Тим кивнул, и они снова помолчали.
— Как вы считаете, найдете вы его?
Вопрос был задан таким мягким тихим голосом и в то же время так внезапно, что, не успев подумать, Тим ответил правду:
— Скорее всего нет… Но мы приложим все усилия, — поспешил он добавить с явно наигранной воинственностью.
Редлингхойс, казалось, всерьез обдумывал его слова; он качнулся взад-вперед, качели скрипнули сильней. Племянница лениво продолжала отделывать ногти, но Тим — передохнув, он снова стал внимательным — заметил, что руки девушки слегка дрожат.
— Я знал Холтье. Отца его я тоже знаю. Видите ли, их ферма принадлежит мне. Холтье-старший — мой бейвонер… Впрочем, вы ведь не понимаете по-голландски. Он арендует у меня землю исполу.

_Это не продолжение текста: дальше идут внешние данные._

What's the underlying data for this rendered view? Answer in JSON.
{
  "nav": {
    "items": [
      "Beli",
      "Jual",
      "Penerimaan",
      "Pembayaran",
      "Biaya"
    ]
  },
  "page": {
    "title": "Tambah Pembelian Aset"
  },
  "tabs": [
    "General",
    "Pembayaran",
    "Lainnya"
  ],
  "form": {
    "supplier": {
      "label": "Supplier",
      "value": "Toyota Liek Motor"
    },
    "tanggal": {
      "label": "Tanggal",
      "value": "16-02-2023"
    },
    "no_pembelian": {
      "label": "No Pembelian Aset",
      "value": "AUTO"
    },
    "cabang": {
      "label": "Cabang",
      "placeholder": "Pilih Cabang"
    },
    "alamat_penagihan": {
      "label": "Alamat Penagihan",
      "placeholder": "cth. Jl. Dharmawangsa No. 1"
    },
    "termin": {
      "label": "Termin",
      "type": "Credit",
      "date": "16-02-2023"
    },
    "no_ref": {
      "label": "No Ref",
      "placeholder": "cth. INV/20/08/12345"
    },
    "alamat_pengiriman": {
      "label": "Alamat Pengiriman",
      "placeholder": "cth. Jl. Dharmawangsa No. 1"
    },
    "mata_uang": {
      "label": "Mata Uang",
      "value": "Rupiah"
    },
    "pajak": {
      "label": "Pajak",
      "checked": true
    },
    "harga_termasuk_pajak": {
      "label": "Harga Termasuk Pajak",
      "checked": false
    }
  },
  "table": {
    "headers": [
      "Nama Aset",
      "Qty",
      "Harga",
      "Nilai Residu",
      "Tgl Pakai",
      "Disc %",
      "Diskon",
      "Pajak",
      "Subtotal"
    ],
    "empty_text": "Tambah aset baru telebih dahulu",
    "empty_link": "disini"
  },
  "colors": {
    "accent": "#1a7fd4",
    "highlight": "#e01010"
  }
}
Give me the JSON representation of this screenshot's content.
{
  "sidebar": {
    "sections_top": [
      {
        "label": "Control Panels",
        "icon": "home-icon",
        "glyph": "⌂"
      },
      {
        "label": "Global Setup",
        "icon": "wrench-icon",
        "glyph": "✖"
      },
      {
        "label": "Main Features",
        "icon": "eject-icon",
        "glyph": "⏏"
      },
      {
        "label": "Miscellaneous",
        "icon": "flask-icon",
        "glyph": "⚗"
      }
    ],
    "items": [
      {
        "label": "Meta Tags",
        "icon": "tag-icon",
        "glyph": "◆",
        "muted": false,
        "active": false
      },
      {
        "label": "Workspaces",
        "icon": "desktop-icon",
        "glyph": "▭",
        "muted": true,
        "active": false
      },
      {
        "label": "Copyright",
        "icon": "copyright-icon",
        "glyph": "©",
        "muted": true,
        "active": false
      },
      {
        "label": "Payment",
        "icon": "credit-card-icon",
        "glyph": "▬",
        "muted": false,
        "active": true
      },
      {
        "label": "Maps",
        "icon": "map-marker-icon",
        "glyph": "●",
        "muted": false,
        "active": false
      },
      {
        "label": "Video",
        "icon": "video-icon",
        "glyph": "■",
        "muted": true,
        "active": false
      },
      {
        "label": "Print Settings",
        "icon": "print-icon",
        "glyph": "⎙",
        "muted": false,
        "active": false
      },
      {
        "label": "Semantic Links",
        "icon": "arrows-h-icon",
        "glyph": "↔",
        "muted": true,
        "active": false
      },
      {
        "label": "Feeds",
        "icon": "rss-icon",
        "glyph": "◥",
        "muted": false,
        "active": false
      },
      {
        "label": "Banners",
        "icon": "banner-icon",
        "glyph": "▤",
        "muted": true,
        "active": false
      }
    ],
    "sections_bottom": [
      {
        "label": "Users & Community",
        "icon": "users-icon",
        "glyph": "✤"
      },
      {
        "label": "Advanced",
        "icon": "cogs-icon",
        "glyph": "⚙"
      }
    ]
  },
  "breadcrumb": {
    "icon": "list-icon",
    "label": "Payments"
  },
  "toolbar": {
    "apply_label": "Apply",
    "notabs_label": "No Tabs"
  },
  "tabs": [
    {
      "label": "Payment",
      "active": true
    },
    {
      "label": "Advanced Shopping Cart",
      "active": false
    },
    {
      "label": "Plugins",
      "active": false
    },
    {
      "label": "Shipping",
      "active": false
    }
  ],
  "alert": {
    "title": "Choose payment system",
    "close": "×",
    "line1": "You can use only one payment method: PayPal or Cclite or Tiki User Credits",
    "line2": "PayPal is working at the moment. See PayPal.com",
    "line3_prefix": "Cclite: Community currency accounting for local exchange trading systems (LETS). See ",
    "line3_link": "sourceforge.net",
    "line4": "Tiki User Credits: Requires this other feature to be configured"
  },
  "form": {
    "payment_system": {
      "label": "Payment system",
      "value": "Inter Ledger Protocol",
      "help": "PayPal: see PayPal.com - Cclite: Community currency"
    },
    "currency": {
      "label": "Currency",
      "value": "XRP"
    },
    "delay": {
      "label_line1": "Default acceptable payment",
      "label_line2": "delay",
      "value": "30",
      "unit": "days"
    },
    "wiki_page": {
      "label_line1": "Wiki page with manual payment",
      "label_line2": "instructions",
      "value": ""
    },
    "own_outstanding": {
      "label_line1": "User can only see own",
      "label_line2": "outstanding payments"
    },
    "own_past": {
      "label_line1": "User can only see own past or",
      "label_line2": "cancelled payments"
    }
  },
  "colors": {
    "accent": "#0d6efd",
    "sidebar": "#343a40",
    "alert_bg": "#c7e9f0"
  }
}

Тим кивнул, но промолчал, и Редлингхойс вскоре продолжил:
— Они, конечно, не богаты, не то что мы — жители равнины, но ведь в горах земля неплодородная. — Он опять немного помолчал. — Старшему Холтье оторвало во время войны ногу по колено. Он был тогда еще мальчишкой двенадцати лет. Вот Окерт, и…
— Как двенадцать лет?.. Отцу Холтье?.. Да разве…
— Нет, нет, — снова улыбнулся Редлингхойс. — Я не об этой войне. У нас тут называют войной южноафриканскую, а не…
— Мой дед участвовал в южноафриканской войне.
— В самом деле? Впрочем, да, пожалуй. Окерт примерно ваших лет.